Inspiring Young Readers
Stitch by Pádraig Kenny.
I would guess that Pádraig Kenny’s Stitch will always draw comparisons with Mary Shelley’s Frankenstein and while that is understandable – Stitch and his friend Henry Oaf have, after all, been created and constructed by their very own eccentric but brilliant Professor Hardwick – the book is so much more than a Gothic pastiche for younger readers.
Stitch is, in fact, a warm and touching story of what it means to be human – or to have humanity. The story opens with Stitch and Henry in their isolated castle waiting for the Professor to come out of his room. Henry is in disgrace for his clumsiness and his failure to learn some of the basic social codes of behaviour but Stitch is able to do the basic housekeeping needed to keep things going and, we learn, he’s also developing a fascination with what’s outside the castle. It’s a world he only understands through his obsession with his one book – ‘The Great Book of Exploration’.

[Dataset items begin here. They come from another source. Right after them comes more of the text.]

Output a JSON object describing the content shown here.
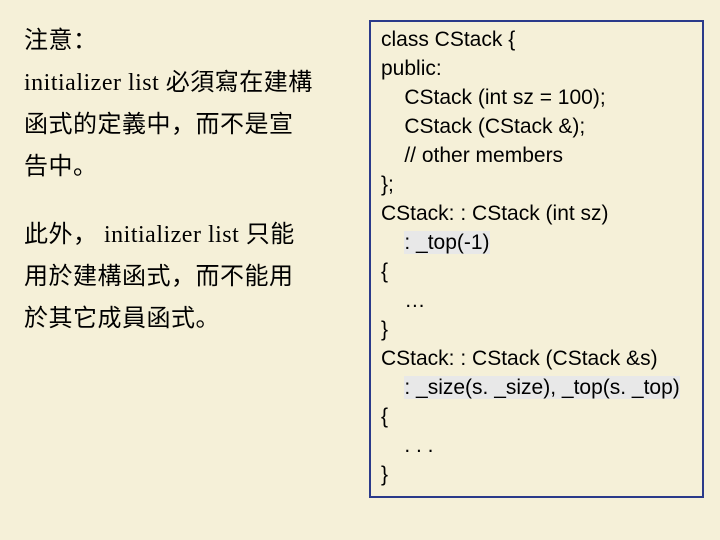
{
  "left": {
    "para1_l1": "注意：",
    "para1_l2": "initializer list 必須寫在建構",
    "para1_l3": "函式的定義中，而不是宣",
    "para1_l4": "告中。",
    "para2_l1": "此外， initializer list 只能",
    "para2_l2": "用於建構函式，而不能用",
    "para2_l3": "於其它成員函式。"
  },
  "code": {
    "l1": "class CStack {",
    "l2": "public:",
    "l3": "    CStack (int sz = 100);",
    "l4": "    CStack (CStack &);",
    "l5": "    // other members",
    "l6": "};",
    "l7": "",
    "l8": "CStack: : CStack (int sz)",
    "l9_pre": "    ",
    "l9_hl": ": _top(-1)",
    "l10": "{",
    "l11": "    …",
    "l12": "}",
    "l13": "CStack: : CStack (CStack &s)",
    "l14_pre": "    ",
    "l14_hl": ": _size(s. _size), _top(s. _top)",
    "l15": "{",
    "l16": "    . . .",
    "l17": "}"
  }
}
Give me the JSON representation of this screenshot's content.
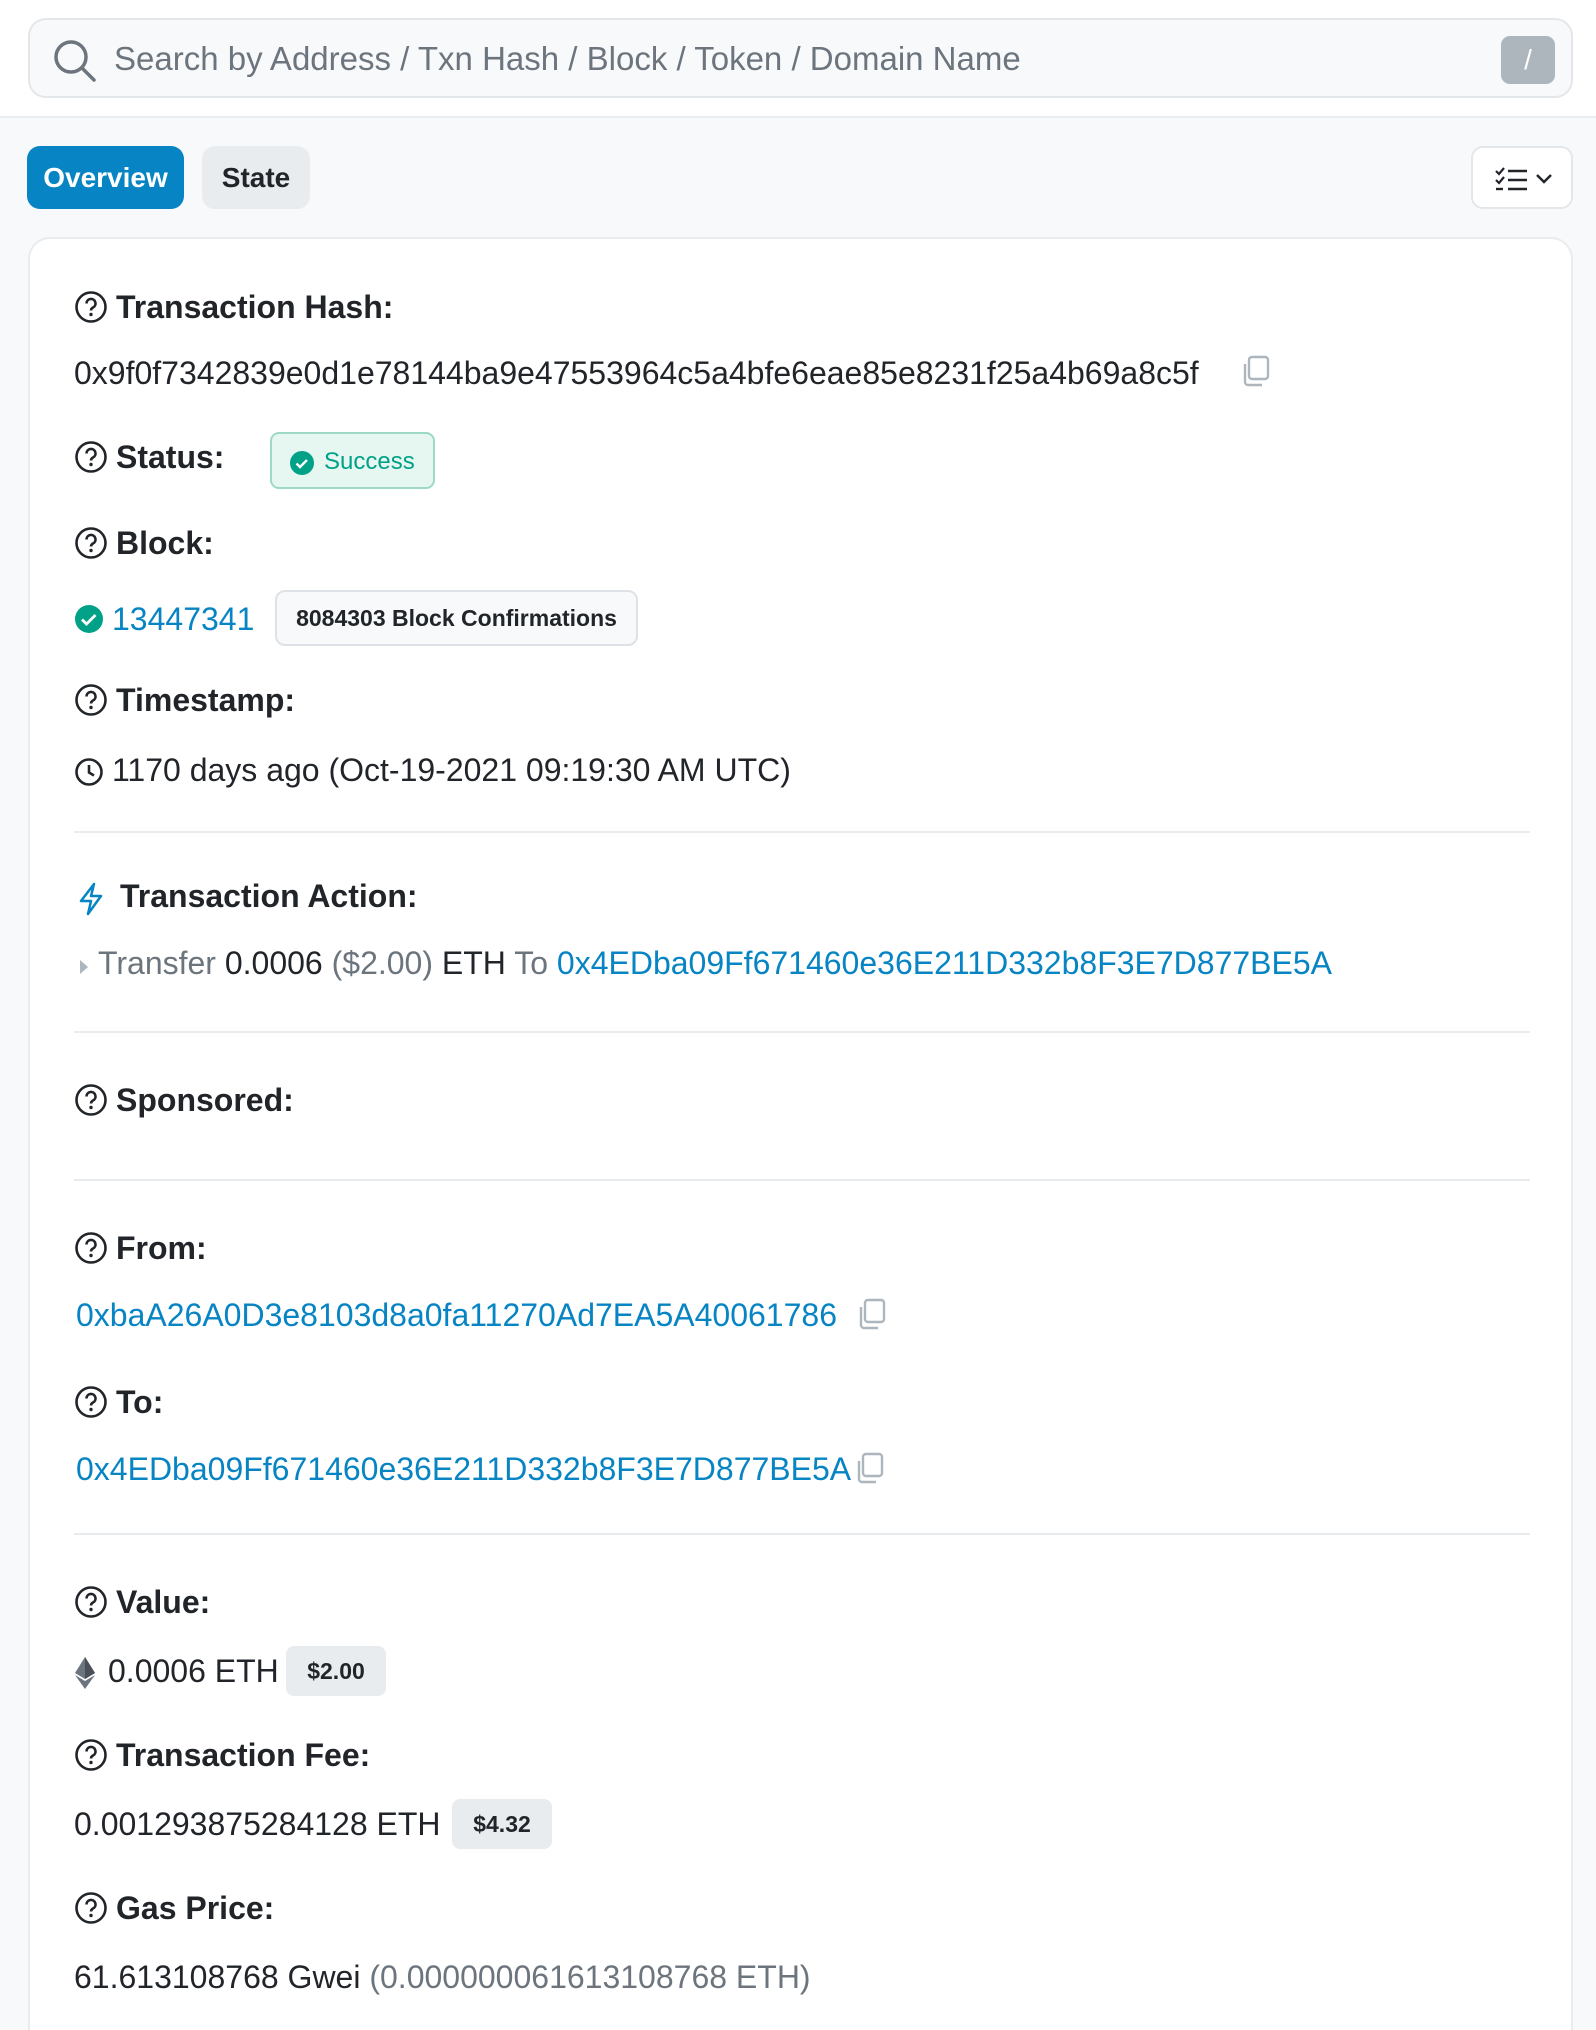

But Stitch and Henry are in for a shock when they discover that their Professor isn’t just resting but has in fact been dead for some time. This all starts to become clear to them when the Professor’s son and his assistant, Alice, turn up and they discover that this new young Professor wants to continue his father’s experiments – on them!
But Stitch and Henry aren’t just objects – they have developed personalities, emotions, likes, dislikes and friendships and they’re not prepared to give them up. And, they’re encouraged in this by the friendship offered by Alice – who also feels herself to be an outsider exploited by the young Professor.
When Henry disappears before he can be experimented on again, Stitch and Alice come to the only conclusion they can – he’s made a break into the outside world. But Alice knows his good-hearted naivety won’t stop the people outside calling him a monster because of his physical appearance and that he’s in big trouble. So, despite the dangers Stitch and Alice set off in pursuit.
But tracking Henry down isn’t quite so simple and their task is made harder when they come across a elderly blind man in need of their help – a good turn that will play to their advantage later.
So will Alice and Stitch save Henry? Will they save themselves from the mob? Well, you’ll have to find out for yourselves because I’m not going to spoil it for you. What I will say, however, is that the trio get some help from a very unexpected source – an intervention that will significantly change the way they see themselves. Oh, and by the way, Stitch manages to hang on to The Great Book of Exploration…..
At the end you’ll be left to ask yourself why it is that we put so much store by the way people look rather than the way they behave. The book will prompt discussion on why are we so eager to label people as outsiders or monsters based on their physical differences rather than on their personalities.
This is a book that we would strongly recommend and is available now from Walker Books. You will be able to get a copy from your local independent bookshop – who will be happy to order it for you if they don’t have it on their shelves.